The US Court of Appeals for the 11th Circuit, whose jurisdiction includes the federal district courts of Florida, Georgia and Alabama, accepted jurisdiction to resolve a conflict between multiple bankruptcy courts over whether a “threshold showing” of a change in circumstances was necessary before a bankruptcy court could modify a confirmed Chapter 13 bankruptcy plan under 11 U.S.C. § 1329. In Re Guillen, 17-13899, 2020 WL 5015287 (11th Cir. Aug. 25, 2020).

In Guillen, the debtor filed for bankruptcy protection under Chapter 13 of the Bankruptcy Code. She submitted a Chapter 13 plan concurrently with a petition filed against one of her creditors, Wells Fargo, challenging the validity of Wells Fargo’s second mortgage lien. Guillen and Wells Fargo resolved the dispute via a consent judgment wherein Wells Fargo agreed its second mortgage was an unsecured claim. The bankruptcy court confirmed Guillen’s proposed Chapter 13 plan which required Guillen pay her unsecured creditors $20,172 and $4,900 in attorneys’ fees “along with any approved fees incurred in connection with an adversary proceeding.”

Four months later, Guillen’s counsel submitted a modified Chapter 13 plan under 11 U.S.C. § 1329(a)(1) to reduce the pool of funds “available to unsecured creditors from $20,172 to $11,877” to allow for the payment of Guillen’s attorneys’ fees incurred in the adversary proceeding against Wells Fargo. The bankruptcy trustee, Nancy Whaley, objected to the proposed modification arguing the modified plan “violated the best interests of creditors test.” She also argued the modification was barred by the doctrine of res judicata.

The bankruptcy court confirmed the modification over the bankruptcy trustee’s objections and certified its order for direct appeal to the 11th Circuit. The 11th Circuit accepted jurisdiction to “answer a question of first impression” that divided the 1st, 4th, 5th and 7th federal appellate circuits. Except for the 4th Circuit, each agreed that 11 U.S.C. § 1329 created “an exception to the finality of confirmed Chapter 13 plans…”
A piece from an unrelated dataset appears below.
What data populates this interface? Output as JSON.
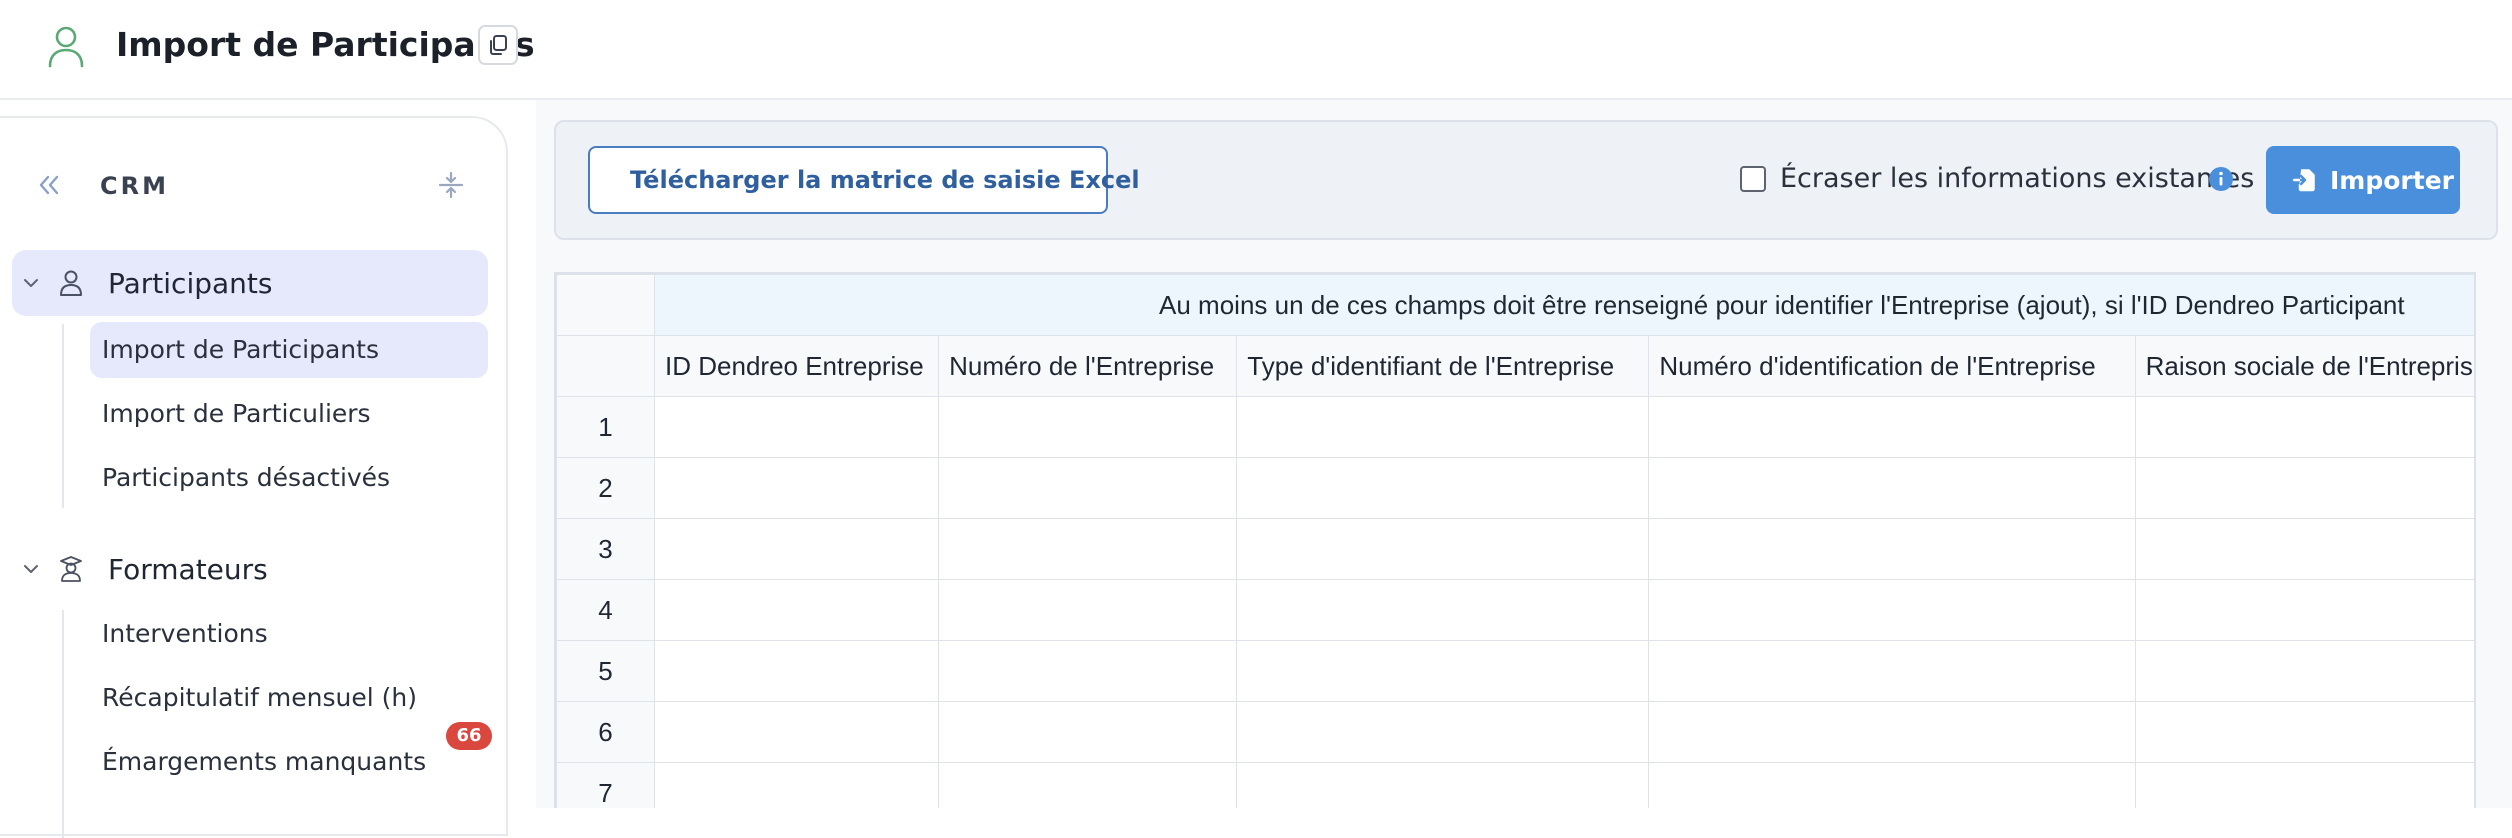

On appeal, the 11th Circuit acknowledged the finality of Chapter 13 plans, comparing them to “final judgments of district courts, immune from collateral attack.” However, the Court looked to the plain language of §1329 and noted it carved out “a limited exception” to the general rule of finality. The pertinent portion of §1329 reads:

At any time after confirmation of the plan but before completion of payments under such plan, the plan may be modified…to – – (1) increase or reduce the amount of payments on claims of a particular class provided for by the plan…” Despite the lack of language in the statute itself, the trustee argued that §1329 also required the debtor to demonstrate that a change in circumstances occurred that warranted the modification.”

The 11th Circuit rejected the “circumstances requirement” proposed by the trustee noting the plain language of §1329 included no such requirement and it was important in the “field of statutory interpretation” to “respect not only what Congress wrote but, as importantly, what it didn’t write.” The Court elaborated that “the broader statutory scheme” also weighed against such a requirement referencing several bankruptcy statutes that incorporated “a circumstantial showing” into their text while §1329 did not. The Court concluded if “…Congress intended to oblige individual debtors to show some change in circumstances before modifying confirmed plans it presumably would have done so expressly just as it did in § 1127(b).

The Court also addressed two of the 4th Circuit’s decisions wherein that Court found res judicata barred modification of a confirmed plan unless there was “an unanticipated, substantial change in the debtor’s financial condition.” The 4th Circuit reasoned without this requirement judicial economy would be threatened by an “onslaught of modifications motions.” The 11th Circuit labeled these as “general policy concerns” and explained that such concerns could not “overcome the plain language of the statute.” The Court elaborated there were multiple checks built into the bankruptcy code to prevent abusive behavior and the decision to modify a plan remained a discretionary decision of the bankruptcy courts.

The Court further explained: “[A]n unforeseen change in circumstances is a good reason to permit a modification that otherwise satisfies §1329. But that is not to say it is the only reason.” Notably, the Court included in a footnote that President Trump enacted a law which amended §1329 in March of this year “to permit debtors to request modification of confirmed plains if ‘the debtor is experiencing or has experienced a material financial hardship due…to the coronavirus disease 2019 (COVID-19) pandemic.’” With the recent economic disruption caused from COVID-19, we anticipate this decision will impact multiple debtors and encourage many to seek plan modifications at least until the COVID-19 amendment to §1329 sunsets in March 2021.